New Year’s Eve In Times Square: Crowd Does Not Include Mayor


New Year’s Eve in New York’s famed Times Square is, as usual, expected to draw a crowd of more than one million strong as people pile into the Big Apple from all over the world to watch the ceremonial ball drop, signaling the end of 2013 and the start of another 365-day trip around the sun.

But that million-plus crowd will be missing one rather important figure: New York’s mayor. This is the final year and, in fact, the final night of Mayor Michael Bloomberg’s 12 years in office as chief executive of the United States’ largest city. But it will be the first time since he has held office that Bloomberg is staying out of Times Square on New Year’s Eve, Fox News reports.

Bloomberg usually presses the ceremonial button that starts the countdown as the massive, nearly six-ton ball, bedazzled in more than 2,500 Waterford crystals, by a CBS News count, begins its 10-second descent — hitting bottom as the clock strikes midnight to ring out the old year and ring in the new.

Bloomberg has said that he plans to spend his final moments as mayor not mixing with Ryan Seacrest — host of the ball-dropping ceremony — and a million more of his closest friends, but instead with his family.

Incoming Mayor Bill de Blasio will be a little bit busy at the time the ball is dropping on New Year’s Eve.
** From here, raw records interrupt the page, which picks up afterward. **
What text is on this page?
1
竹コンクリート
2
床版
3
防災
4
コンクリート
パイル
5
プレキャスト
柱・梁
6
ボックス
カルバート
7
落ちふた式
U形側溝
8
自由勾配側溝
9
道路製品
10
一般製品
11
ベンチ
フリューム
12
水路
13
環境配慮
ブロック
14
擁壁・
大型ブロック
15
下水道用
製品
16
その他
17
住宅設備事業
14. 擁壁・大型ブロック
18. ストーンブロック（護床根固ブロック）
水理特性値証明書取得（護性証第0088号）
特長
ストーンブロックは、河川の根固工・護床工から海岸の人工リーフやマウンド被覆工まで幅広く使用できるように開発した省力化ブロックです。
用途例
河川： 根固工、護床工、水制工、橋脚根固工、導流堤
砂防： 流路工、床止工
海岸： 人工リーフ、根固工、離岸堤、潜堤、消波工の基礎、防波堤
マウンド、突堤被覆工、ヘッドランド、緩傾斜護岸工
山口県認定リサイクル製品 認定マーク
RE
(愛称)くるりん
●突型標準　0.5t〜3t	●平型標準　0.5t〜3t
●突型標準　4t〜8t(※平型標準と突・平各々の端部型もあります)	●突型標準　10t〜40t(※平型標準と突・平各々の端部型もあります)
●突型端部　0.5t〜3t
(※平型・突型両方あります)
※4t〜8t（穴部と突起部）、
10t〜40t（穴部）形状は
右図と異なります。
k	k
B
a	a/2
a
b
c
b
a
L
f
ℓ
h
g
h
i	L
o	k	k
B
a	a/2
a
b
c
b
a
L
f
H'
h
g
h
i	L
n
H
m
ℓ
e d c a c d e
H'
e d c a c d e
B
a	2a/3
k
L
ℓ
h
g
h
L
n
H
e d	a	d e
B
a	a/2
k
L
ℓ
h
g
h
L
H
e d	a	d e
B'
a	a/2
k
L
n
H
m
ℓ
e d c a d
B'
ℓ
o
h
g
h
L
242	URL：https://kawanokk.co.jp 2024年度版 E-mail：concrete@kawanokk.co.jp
His swearing-in as the latest in New York City’s line of 109 mayors since the office was created by Dutch colonists in 1665, is scheduled for 12:01 am at de Blasio’s home in Brooklyn.

A public swearing-in for the new mayor takes place at City Hall at noon on New Year’s Day.

While controversial for his attempts to regulate personal behavior such as smoking and consumption of large, sugar-filled soft-drinks — as well as for his outspoken advocacy of gun control— Bloomberg’s mayoralty has been a financial boon to the city. According to a recent report cited by The Washington Post, Bloomberg, a multi-billionaire businessman, pumped about $650 million of his personal money into New York City operations.

On New Year’s Eve, that gravy train stops running. New Mayor de Blasio, 52, is a lifelong public servant and political activist who probably won’t be able to afford the luxury of taking just $1 per year in salary, as 71-year-old Bloomberg did.

Instead of Bloomberg, Supreme Court Justice Sonia Sotomayor, a native of New York City, will do the honors of setting the ball on its downward journey into next year.